Vendor A has the best price but loses overall, because support is weighted heavily and Vendor B scores top marks there. That is the trade-off the model makes visible.

Trigger it

This is cheap to run, so the simplest setup is to recompute the ranking whenever a score or weight changes. Add an installable onEdit trigger:

  1. In the Apps Script editor open Triggers (the clock icon).
  2. Add Trigger → choose rankOptions, event source From spreadsheet, event type On edit.

If you would rather not recompute on every keystroke, skip the trigger and run rankOptions by hand from the editor, or add a custom menu so editors can trigger it from the spreadsheet.

Watch out for

  • Criterion names must match exactly.

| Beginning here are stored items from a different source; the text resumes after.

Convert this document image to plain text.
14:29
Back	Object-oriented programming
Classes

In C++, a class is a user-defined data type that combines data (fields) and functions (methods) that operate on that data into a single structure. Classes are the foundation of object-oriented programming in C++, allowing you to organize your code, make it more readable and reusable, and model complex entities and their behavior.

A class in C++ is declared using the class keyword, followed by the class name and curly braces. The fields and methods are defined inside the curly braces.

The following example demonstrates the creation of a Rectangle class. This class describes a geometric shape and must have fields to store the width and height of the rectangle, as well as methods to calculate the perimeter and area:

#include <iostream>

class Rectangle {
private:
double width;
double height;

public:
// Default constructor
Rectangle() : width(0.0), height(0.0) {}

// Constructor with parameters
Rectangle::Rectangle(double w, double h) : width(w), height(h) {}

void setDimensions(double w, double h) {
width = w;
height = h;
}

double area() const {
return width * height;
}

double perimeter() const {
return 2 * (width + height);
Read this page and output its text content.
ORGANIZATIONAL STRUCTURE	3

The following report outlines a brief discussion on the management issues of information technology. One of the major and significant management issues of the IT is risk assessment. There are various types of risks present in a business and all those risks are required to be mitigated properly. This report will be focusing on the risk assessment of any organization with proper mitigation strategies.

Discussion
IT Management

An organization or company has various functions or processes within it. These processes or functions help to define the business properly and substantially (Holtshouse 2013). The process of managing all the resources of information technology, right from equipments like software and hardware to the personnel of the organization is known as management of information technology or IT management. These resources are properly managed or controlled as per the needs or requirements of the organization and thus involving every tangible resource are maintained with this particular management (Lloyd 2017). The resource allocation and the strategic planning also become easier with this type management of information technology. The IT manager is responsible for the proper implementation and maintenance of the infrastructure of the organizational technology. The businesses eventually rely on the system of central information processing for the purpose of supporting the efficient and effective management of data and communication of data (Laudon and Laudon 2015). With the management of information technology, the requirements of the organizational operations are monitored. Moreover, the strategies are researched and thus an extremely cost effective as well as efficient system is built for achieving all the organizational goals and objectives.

A weight for Support (with a trailing space) or support (lower case) will not line up with the Options header, and that criterion silently contributes zero. Keep the labels identical.
  • A missing weight counts as zero, not one. If you add a criterion column to Options but forget to add a row to Weights, that criterion is ignored entirely — the ranking will still produce a number, just not the one you expect.
  • Use one consistent scale for the raw scores. Mixing a 1-to-5 column with a 1-to-100 column lets the larger scale dominate before any weighting happens.
  • Scores are only as good as your weights. The model does not decide what matters — it just makes your decision explicit and repeatable. Agree the weights before you score, not after you see who is winning.
  • The Ranked tab is rebuilt from scratch every run, so do not add notes or extra columns there — they will be wiped. Keep working notes on another tab.